Elsewhere in Oregon, the governor declared a state of emergency Tuesday due to “imminent threat of fire.” Local fireworks bans were issued in Bend and Clark County. Ditto Camus and Washougal in Washington State. California’s Calaveras County issued a ban through November 30. And the district attorney of Butte County, where the notorious Camp Fire leveled the community of Paradise in 2018, warned recently that the accidental setting of fires with fireworks will be prosecuted as a felony. According to CalFire, however, nearly 300 California communities will still let people use state-sanctioned fireworks—those with a “safe and sane” seal.

In Nevada, the Bureau of Land Management issued a ban on all fireworks on federal lands through Halloween 2021. “Nevada is experiencing record dry conditions, with much of the state in a severe drought,” Paul Petersen, Bureau of Land Management, Nevada’s fire management officer, said in a statement. “We could be in for a challenge this summer.” 

All fireworks are banned in San Antonio, Texas, and the city of El Paso enacted a ban on several kinds.

It’s not only the authorities raising the alarm.

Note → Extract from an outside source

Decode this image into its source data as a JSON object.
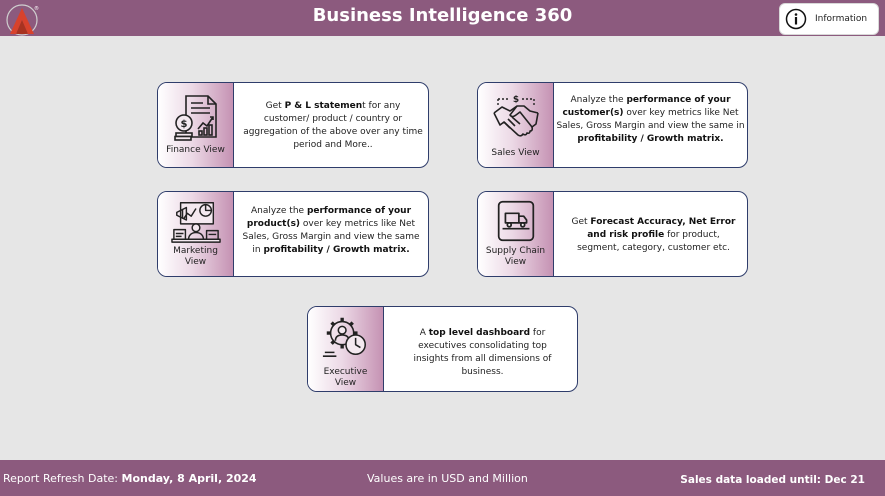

After horrific back-to-back fire seasons that destroyed countless homes and businesses, displaced thousands of families, and subjected millions more to weeks or months of breathing smoke-clogged air, residents of vulnerable fire regions are feeling nervous. Some have taken to Twitter to voice their concerns with a #banfireworks hashtag. 

#2020 fires were the scariest thing I’ve ever experienced in my life!” one Oregon resident tweeted. “This heat is a new level of crazy. Put the fireworks down!”

Implored another: “Let’s not burn the state down this year.”